UNITED NATIONS (Reuters) - A delayed U.N.-mediated peace deal aimed at ending two decades of conflict in the east of the Democratic Republic of the Congo is due to be signed in the Ethiopian capital Addis Ababa on February 24, the United Nations said on Saturday.
African leaders failed to sign the deal last month due to the concerns of some countries over who would command a new regional force that would deploy in eastern Congo and take on armed groups operating in the conflict-torn region.
The so-called intervention brigade would be contained within the existing U.N. peacekeeping force in Congo, known as MONUSCO.
U.N. Secretary-General Ban Ki-moon sent out invitations on Friday for the February 24 signing ceremony and intended to travel to Ethiopia for the event, his spokesman, Martin Nesirky, said. "All the invited presidents have committed to either be there or delegate power to sign," Nesirky said.

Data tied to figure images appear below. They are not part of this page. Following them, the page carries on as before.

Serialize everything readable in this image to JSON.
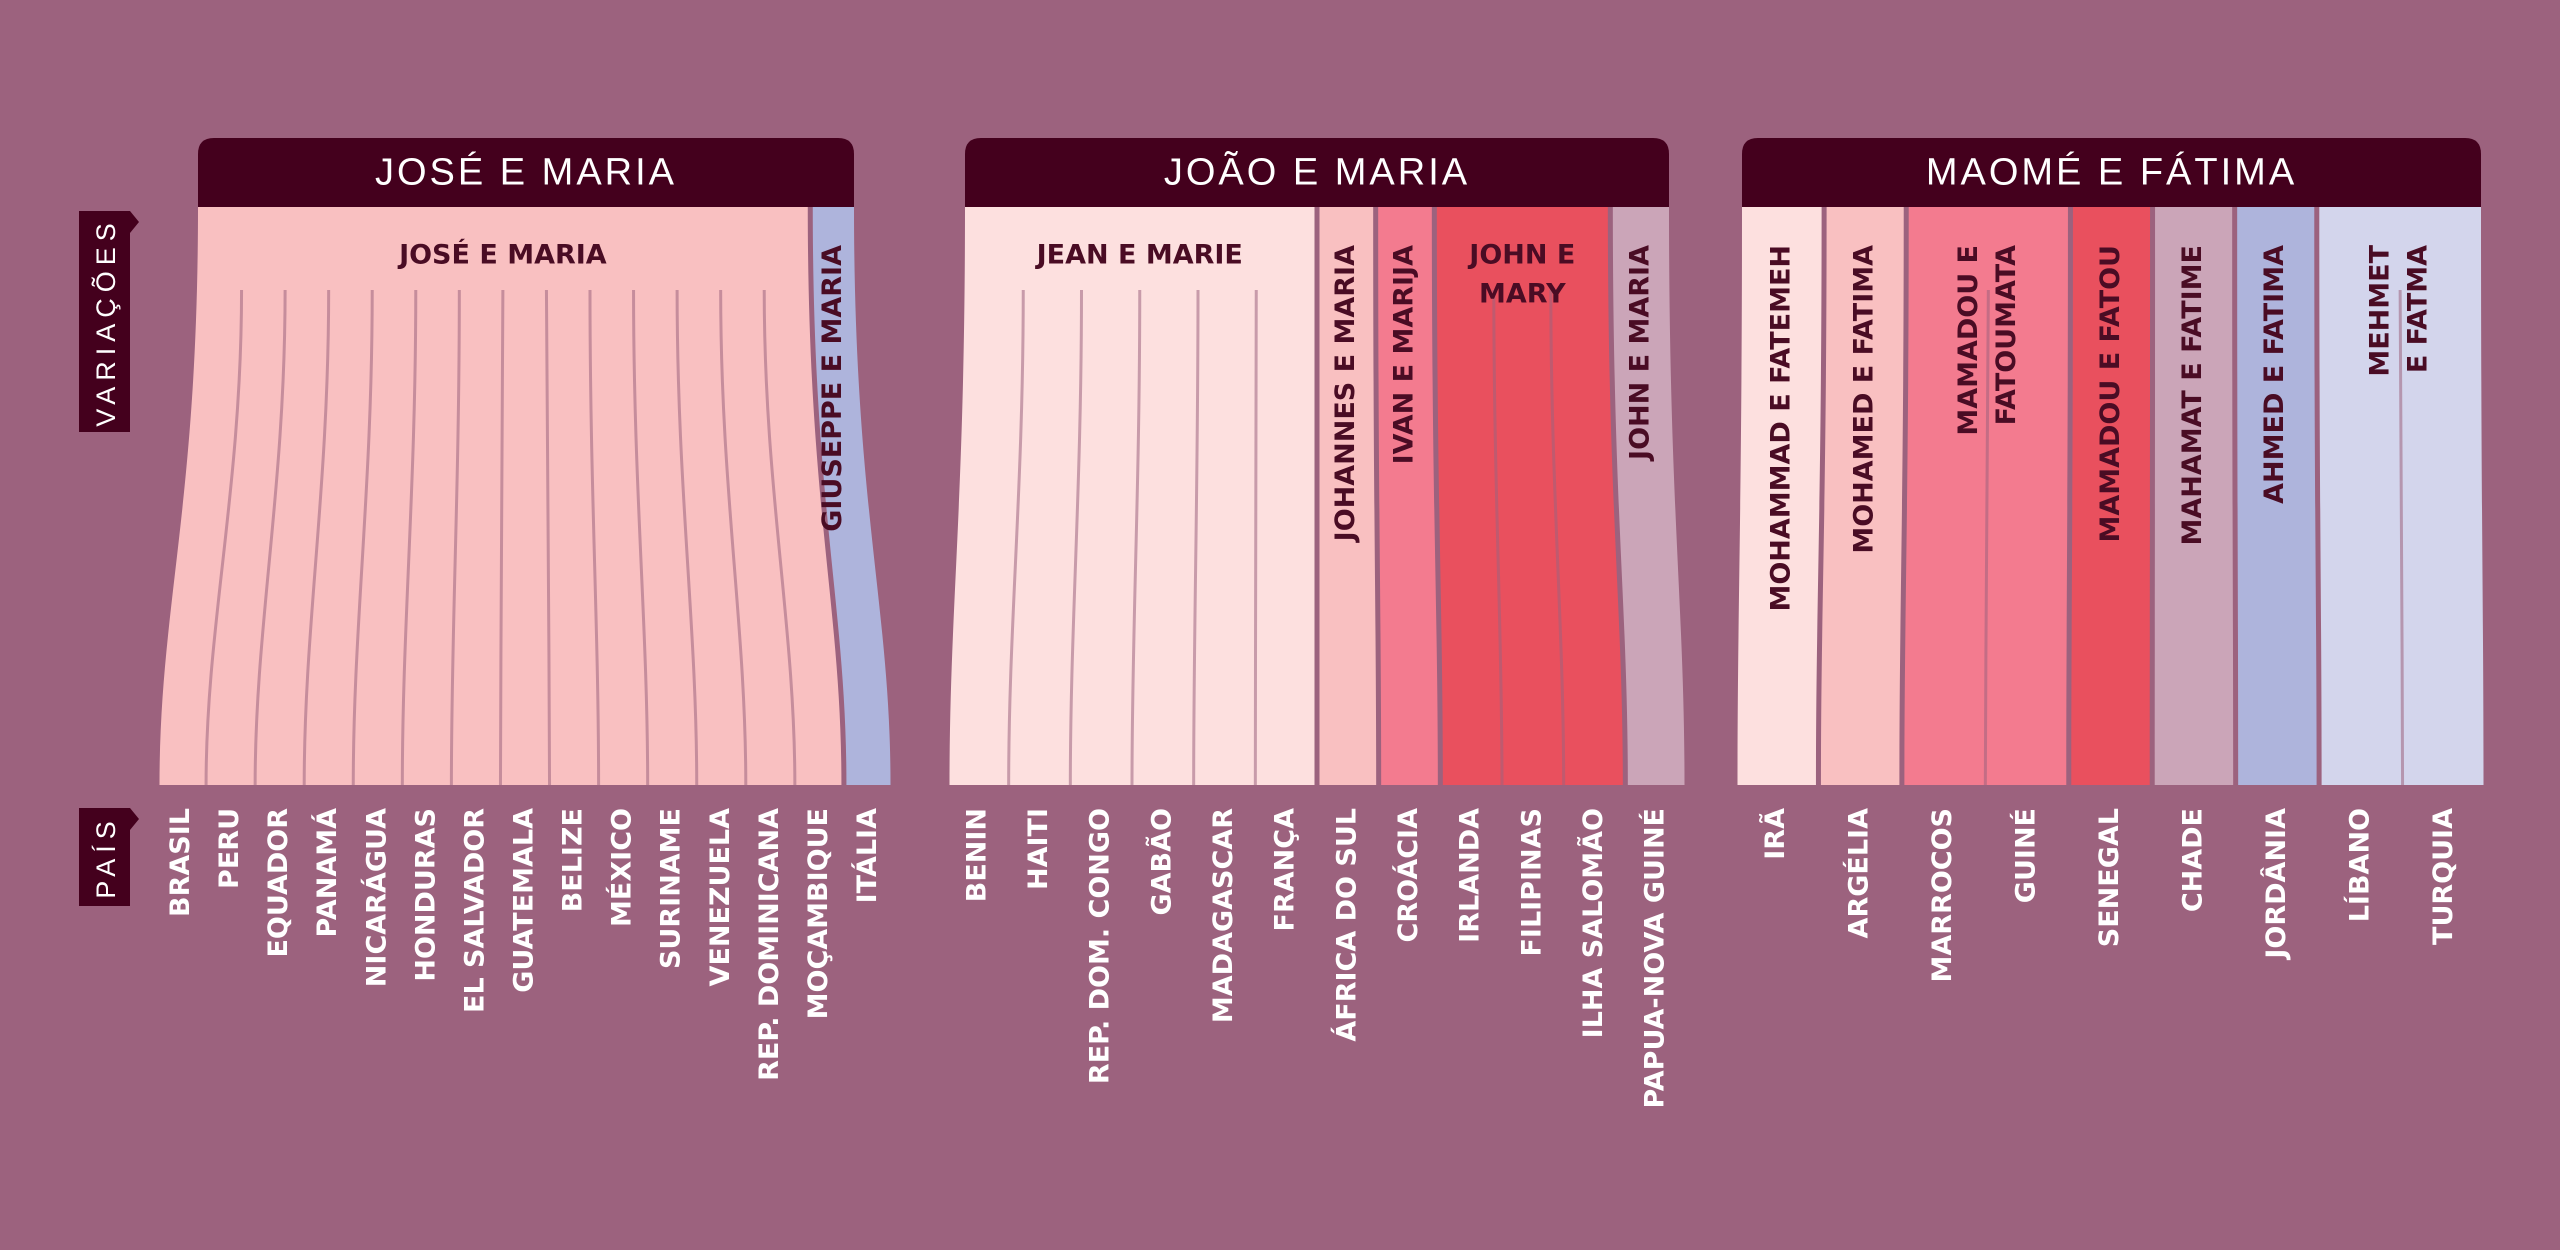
{
  "axis_labels": {
    "variations": "VARIAÇÕES",
    "country": "PAÍS"
  },
  "colors": {
    "background": "#9c627e",
    "header": "#44001d",
    "dark_text": "#4a0c24",
    "light_text": "#ffffff",
    "pink_light": "#f9c0c1",
    "pink_pale": "#fde0df",
    "pink_medium": "#f37b8f",
    "red": "#e9505e",
    "mauve": "#cba5b8",
    "lavender": "#aeb4dc",
    "lavender_pale": "#d3d5ec"
  },
  "groups": [
    {
      "title": "JOSÉ E MARIA",
      "variations": [
        {
          "label": [
            "JOSÉ E MARIA"
          ],
          "orientation": "horizontal",
          "color": "pink_light",
          "countries": [
            "BRASIL",
            "PERU",
            "EQUADOR",
            "PANAMÁ",
            "NICARÁGUA",
            "HONDURAS",
            "EL SALVADOR",
            "GUATEMALA",
            "BELIZE",
            "MÉXICO",
            "SURINAME",
            "VENEZUELA",
            "REP. DOMINICANA",
            "MOÇAMBIQUE"
          ]
        },
        {
          "label": [
            "GIUSEPPE E MARIA"
          ],
          "orientation": "vertical",
          "color": "lavender",
          "countries": [
            "ITÁLIA"
          ]
        }
      ]
    },
    {
      "title": "JOÃO E MARIA",
      "variations": [
        {
          "label": [
            "JEAN E MARIE"
          ],
          "orientation": "horizontal",
          "color": "pink_pale",
          "countries": [
            "BENIN",
            "HAITI",
            "REP. DOM. CONGO",
            "GABÃO",
            "MADAGASCAR",
            "FRANÇA"
          ]
        },
        {
          "label": [
            "JOHANNES E MARIA"
          ],
          "orientation": "vertical",
          "color": "pink_light",
          "countries": [
            "ÁFRICA DO SUL"
          ]
        },
        {
          "label": [
            "IVAN E MARIJA"
          ],
          "orientation": "vertical",
          "color": "pink_medium",
          "countries": [
            "CROÁCIA"
          ]
        },
        {
          "label": [
            "JOHN E",
            "MARY"
          ],
          "orientation": "horizontal",
          "color": "red",
          "countries": [
            "IRLANDA",
            "FILIPINAS",
            "ILHA SALOMÃO"
          ]
        },
        {
          "label": [
            "JOHN E MARIA"
          ],
          "orientation": "vertical",
          "color": "mauve",
          "countries": [
            "PAPUA-NOVA GUINÉ"
          ]
        }
      ]
    },
    {
      "title": "MAOMÉ E FÁTIMA",
      "variations": [
        {
          "label": [
            "MOHAMMAD E FATEMEH"
          ],
          "orientation": "vertical",
          "color": "pink_pale",
          "countries": [
            "IRÃ"
          ]
        },
        {
          "label": [
            "MOHAMED E FATIMA"
          ],
          "orientation": "vertical",
          "color": "pink_light",
          "countries": [
            "ARGÉLIA"
          ]
        },
        {
          "label": [
            "MAMADOU E",
            "FATOUMATA"
          ],
          "orientation": "vertical",
          "color": "pink_medium",
          "countries": [
            "MARROCOS",
            "GUINÉ"
          ]
        },
        {
          "label": [
            "MAMADOU E FATOU"
          ],
          "orientation": "vertical",
          "color": "red",
          "countries": [
            "SENEGAL"
          ]
        },
        {
          "label": [
            "MAHAMAT E FATIME"
          ],
          "orientation": "vertical",
          "color": "mauve",
          "countries": [
            "CHADE"
          ]
        },
        {
          "label": [
            "AHMED E FATIMA"
          ],
          "orientation": "vertical",
          "color": "lavender",
          "countries": [
            "JORDÂNIA"
          ]
        },
        {
          "label": [
            "MEHMET",
            "E FATMA"
          ],
          "orientation": "vertical",
          "color": "lavender_pale",
          "countries": [
            "LÍBANO",
            "TURQUIA"
          ]
        }
      ]
    }
  ]
}
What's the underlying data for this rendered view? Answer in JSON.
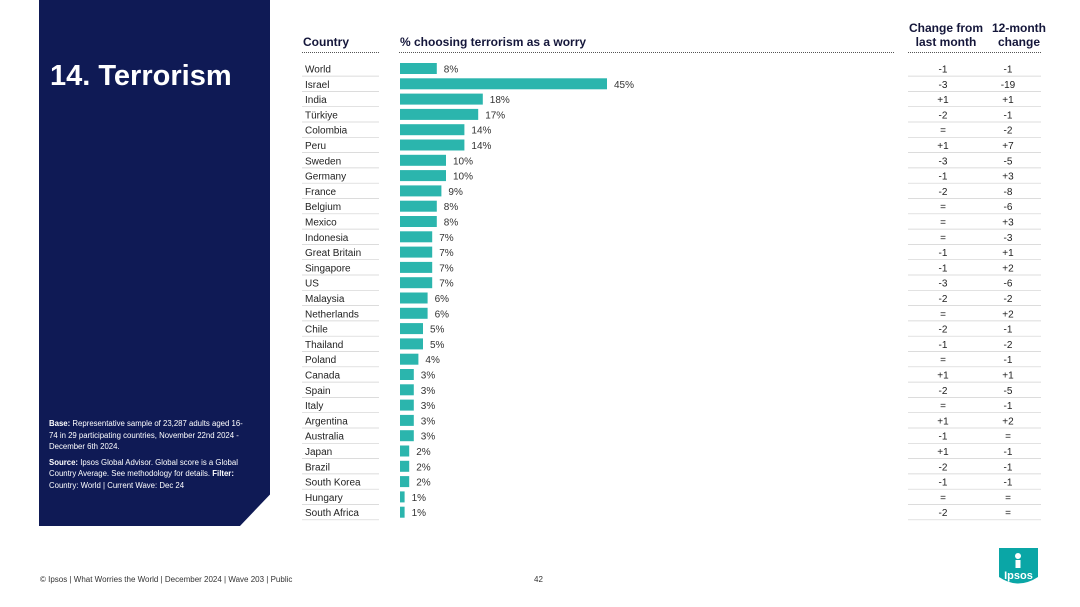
{
  "title": "14. Terrorism",
  "notes": {
    "base_label": "Base:",
    "base_text": "Representative sample of 23,287 adults aged 16-74 in 29 participating countries, November 22nd 2024 - December 6th 2024.",
    "source_label": "Source:",
    "source_text": "Ipsos Global Advisor. Global score is a Global Country Average. See methodology for details.",
    "filter_label": "Filter:",
    "filter_text": "Country: World | Current Wave: Dec 24"
  },
  "headers": {
    "country": "Country",
    "pct": "% choosing terrorism as a worry",
    "change_month_line1": "Change from",
    "change_month_line2": "last month",
    "change_year_line1": "12-month",
    "change_year_line2": "change"
  },
  "footer": {
    "left": "© Ipsos | What Worries the World | December 2024 | Wave 203 | Public",
    "page": "42"
  },
  "logo_text": "Ipsos",
  "colors": {
    "bar": "#2bb5ad",
    "panel": "#0f1a55",
    "logo": "#0aa6a6"
  },
  "chart_data": {
    "type": "bar",
    "orientation": "horizontal",
    "categories": [
      "World",
      "Israel",
      "India",
      "Türkiye",
      "Colombia",
      "Peru",
      "Sweden",
      "Germany",
      "France",
      "Belgium",
      "Mexico",
      "Indonesia",
      "Great Britain",
      "Singapore",
      "US",
      "Malaysia",
      "Netherlands",
      "Chile",
      "Thailand",
      "Poland",
      "Canada",
      "Spain",
      "Italy",
      "Argentina",
      "Australia",
      "Japan",
      "Brazil",
      "South Korea",
      "Hungary",
      "South Africa"
    ],
    "values": [
      8,
      45,
      18,
      17,
      14,
      14,
      10,
      10,
      9,
      8,
      8,
      7,
      7,
      7,
      7,
      6,
      6,
      5,
      5,
      4,
      3,
      3,
      3,
      3,
      3,
      2,
      2,
      2,
      1,
      1
    ],
    "labels": [
      "8%",
      "45%",
      "18%",
      "17%",
      "14%",
      "14%",
      "10%",
      "10%",
      "9%",
      "8%",
      "8%",
      "7%",
      "7%",
      "7%",
      "7%",
      "6%",
      "6%",
      "5%",
      "5%",
      "4%",
      "3%",
      "3%",
      "3%",
      "3%",
      "3%",
      "2%",
      "2%",
      "2%",
      "1%",
      "1%"
    ],
    "change_from_last_month": [
      "-1",
      "-3",
      "+1",
      "-2",
      "=",
      "+1",
      "-3",
      "-1",
      "-2",
      "=",
      "=",
      "=",
      "-1",
      "-1",
      "-3",
      "-2",
      "=",
      "-2",
      "-1",
      "=",
      "+1",
      "-2",
      "=",
      "+1",
      "-1",
      "+1",
      "-2",
      "-1",
      "=",
      "-2"
    ],
    "change_12_month": [
      "-1",
      "-19",
      "+1",
      "-1",
      "-2",
      "+7",
      "-5",
      "+3",
      "-8",
      "-6",
      "+3",
      "-3",
      "+1",
      "+2",
      "-6",
      "-2",
      "+2",
      "-1",
      "-2",
      "-1",
      "+1",
      "-5",
      "-1",
      "+2",
      "=",
      "-1",
      "-1",
      "-1",
      "=",
      "="
    ],
    "xlabel": "% choosing terrorism as a worry",
    "ylabel": "Country",
    "xlim": [
      0,
      45
    ]
  }
}
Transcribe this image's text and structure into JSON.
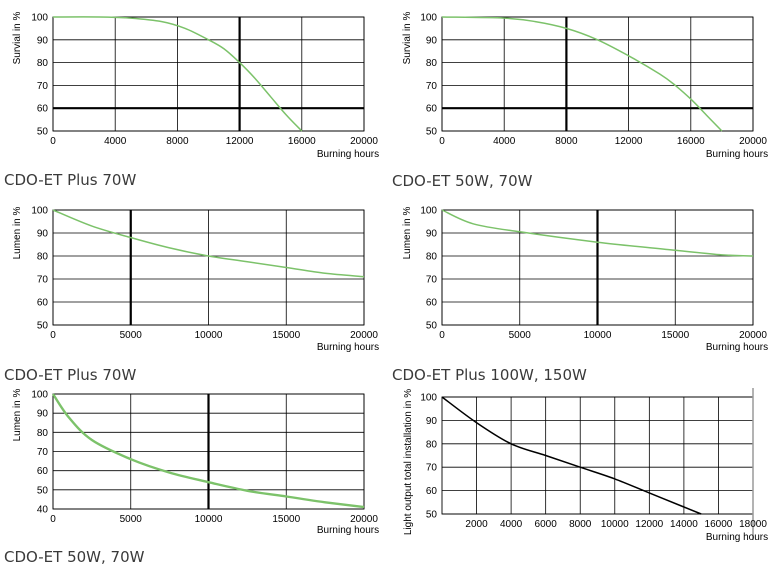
{
  "captions": [
    "CDO-ET Plus 70W",
    "CDO-ET 50W, 70W",
    "CDO-ET Plus 70W",
    "CDO-ET Plus 100W, 150W",
    "CDO-ET 50W, 70W"
  ],
  "colors": {
    "curve_green": "#7cc26a",
    "curve_black": "#000000",
    "grid": "#000000"
  },
  "chart_data": [
    {
      "type": "line",
      "ylabel": "Survial in %",
      "xlabel": "Burning hours",
      "xlim": [
        0,
        20000
      ],
      "ylim": [
        50,
        100
      ],
      "xticks": [
        0,
        4000,
        8000,
        12000,
        16000,
        20000
      ],
      "xtick_labels": [
        "0",
        "4000",
        "8000",
        "12000",
        "16000",
        "20000"
      ],
      "yticks": [
        50,
        60,
        70,
        80,
        90,
        100
      ],
      "ytick_labels": [
        "50",
        "60",
        "70",
        "80",
        "90",
        "100"
      ],
      "bold_x": [
        12000
      ],
      "bold_y": [
        60
      ],
      "series": [
        {
          "name": "survival",
          "color": "curve_green",
          "x": [
            0,
            3000,
            5000,
            7000,
            8500,
            10000,
            11000,
            12000,
            13000,
            14000,
            15000,
            16000
          ],
          "y": [
            100,
            100,
            99.5,
            98,
            95,
            90,
            86,
            80,
            73,
            65,
            57,
            50
          ]
        }
      ]
    },
    {
      "type": "line",
      "ylabel": "Survial in %",
      "xlabel": "Burning hours",
      "xlim": [
        0,
        20000
      ],
      "ylim": [
        50,
        100
      ],
      "xticks": [
        0,
        4000,
        8000,
        12000,
        16000,
        20000
      ],
      "xtick_labels": [
        "0",
        "4000",
        "8000",
        "12000",
        "16000",
        "20000"
      ],
      "yticks": [
        50,
        60,
        70,
        80,
        90,
        100
      ],
      "ytick_labels": [
        "50",
        "60",
        "70",
        "80",
        "90",
        "100"
      ],
      "bold_x": [
        8000
      ],
      "bold_y": [
        60
      ],
      "series": [
        {
          "name": "survival",
          "color": "curve_green",
          "x": [
            0,
            4000,
            6000,
            8000,
            10000,
            12000,
            14000,
            15000,
            16000,
            17000,
            18000
          ],
          "y": [
            100,
            99.5,
            98,
            95,
            90,
            83,
            75,
            70,
            64,
            57,
            50
          ]
        }
      ]
    },
    {
      "type": "line",
      "ylabel": "Lumen in %",
      "xlabel": "Burning hours",
      "xlim": [
        0,
        20000
      ],
      "ylim": [
        50,
        100
      ],
      "xticks": [
        0,
        5000,
        10000,
        15000,
        20000
      ],
      "xtick_labels": [
        "0",
        "5000",
        "10000",
        "15000",
        "20000"
      ],
      "yticks": [
        50,
        60,
        70,
        80,
        90,
        100
      ],
      "ytick_labels": [
        "50",
        "60",
        "70",
        "80",
        "90",
        "100"
      ],
      "bold_x": [
        5000
      ],
      "bold_y": [],
      "series": [
        {
          "name": "lumen",
          "color": "curve_green",
          "x": [
            0,
            2500,
            5000,
            7500,
            10000,
            12500,
            15000,
            17500,
            20000
          ],
          "y": [
            100,
            93,
            88,
            83.5,
            80,
            77.5,
            75,
            72.5,
            71
          ]
        }
      ]
    },
    {
      "type": "line",
      "ylabel": "Lumen in %",
      "xlabel": "Burning hours",
      "xlim": [
        0,
        20000
      ],
      "ylim": [
        50,
        100
      ],
      "xticks": [
        0,
        5000,
        10000,
        15000,
        20000
      ],
      "xtick_labels": [
        "0",
        "5000",
        "10000",
        "15000",
        "20000"
      ],
      "yticks": [
        50,
        60,
        70,
        80,
        90,
        100
      ],
      "ytick_labels": [
        "50",
        "60",
        "70",
        "80",
        "90",
        "100"
      ],
      "bold_x": [
        10000
      ],
      "bold_y": [],
      "series": [
        {
          "name": "lumen",
          "color": "curve_green",
          "x": [
            0,
            2000,
            5000,
            10000,
            15000,
            18000,
            20000
          ],
          "y": [
            100,
            94,
            90.5,
            86,
            82.5,
            80.5,
            80
          ]
        }
      ]
    },
    {
      "type": "line",
      "ylabel": "Lumen in %",
      "xlabel": "Burning hours",
      "xlim": [
        0,
        20000
      ],
      "ylim": [
        40,
        100
      ],
      "xticks": [
        0,
        5000,
        10000,
        15000,
        20000
      ],
      "xtick_labels": [
        "0",
        "5000",
        "10000",
        "15000",
        "20000"
      ],
      "yticks": [
        40,
        50,
        60,
        70,
        80,
        90,
        100
      ],
      "ytick_labels": [
        "40",
        "50",
        "60",
        "70",
        "80",
        "90",
        "100"
      ],
      "bold_x": [
        10000
      ],
      "bold_y": [],
      "series": [
        {
          "name": "lumen",
          "color": "curve_green",
          "x": [
            0,
            1000,
            2500,
            5000,
            7500,
            10000,
            12500,
            15000,
            17500,
            20000
          ],
          "y": [
            100,
            88,
            76,
            66,
            59,
            54,
            49.5,
            46.5,
            43.5,
            41
          ]
        }
      ]
    },
    {
      "type": "line",
      "ylabel": "Light output total installation in %",
      "xlabel": "Burning hours",
      "xlim": [
        0,
        18000
      ],
      "ylim": [
        50,
        100
      ],
      "xticks": [
        2000,
        4000,
        6000,
        8000,
        10000,
        12000,
        14000,
        16000,
        18000
      ],
      "xtick_labels": [
        "2000",
        "4000",
        "6000",
        "8000",
        "10000",
        "12000",
        "14000",
        "16000",
        "18000"
      ],
      "yticks": [
        50,
        60,
        70,
        80,
        90,
        100
      ],
      "ytick_labels": [
        "50",
        "60",
        "70",
        "80",
        "90",
        "100"
      ],
      "bold_x": [],
      "bold_y": [],
      "series": [
        {
          "name": "light output",
          "color": "curve_black",
          "x": [
            0,
            2000,
            4000,
            6000,
            8000,
            10000,
            12000,
            14000,
            15000
          ],
          "y": [
            100,
            89,
            80,
            75,
            70,
            65,
            59,
            53,
            50
          ]
        }
      ]
    }
  ]
}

Rwandan Deputy U.N. Ambassador Olivier Nduhungirehe posted on Twitter that the "African Union, the International Conference on the Great Lakes Region, Southern African Development Community Chairs, as well as 10 Heads of States of the region will attend the signing ceremony."
Envoys have said that one of the main reasons the deal was not signed in January was that three countries in the 15-member Southern African Development Community regional bloc - South Africa, Tanzania and Mozambique - felt they did not have enough information on the enforcement brigade.
The creation of an enforcement brigade within a U.N. peacekeeping mission is new for the United Nations, according to officials in the world body. Peace enforcement missions allow the use of lethal force in serious combat situations, while peacekeeping operations are intended to support and monitor an already existing ceasefire, diplomats and U.N. officials say.
A new Security Council resolution would be needed to approve the intervention unit and is likely to be supported by the 15-member council, envoys have said.
U.N. peacekeeping chief Herve Ladsous has made clear that the brigade would fight under the banner of MONUSCO, which means it would be under the same command as regular MONUSCO troops, who conduct patrols and support the Congolese security forces.
But diplomats had said South Africa, Tanzania and Mozambique, which are the most likely candidates to supply the several thousand troops of the brigade, believed it should have its own command.
The countries take the view that MONUSCO has not performed well under its current command, such as when it allowed M23 rebels to occupy the eastern city of Goma last year for 11 days before they withdrew.
The M23 rebels began taking large swathes of the mineral-rich east early last year, accusing the government of failing to honour a 2009 peace deal. That peace deal ended a previous rebellion and led to the rebels' integration into the national army. They have since deserted the army.
The Congolese army has failed to quell the growing 10-month insurgency by M23, which has dragged Congo's eastern region back toward war and, according to U.N. experts, has received cross-border support from Rwanda and Uganda. Rwanda and Uganda strongly deny the accusations of involvement.
Ladsous said that if approved by the U.N. Security Council, the enforcement unit would be equipped with a three-pronged mandate to prevent the expansion of armed groups in eastern Congo as well as to "neutralize" and disarm them.
It would have the aid of unmanned surveillance drones to hunt down armed militias difficult to spot in the vast territory of eastern Congo. Ladsous said the drones would provide an element of deterrence because the rebels would know they were being watched.
The planned use of drones, is also new for the United Nations, U.N. officials say. Congo's prime minister said on Thursday that the drones could be deployed as early as June.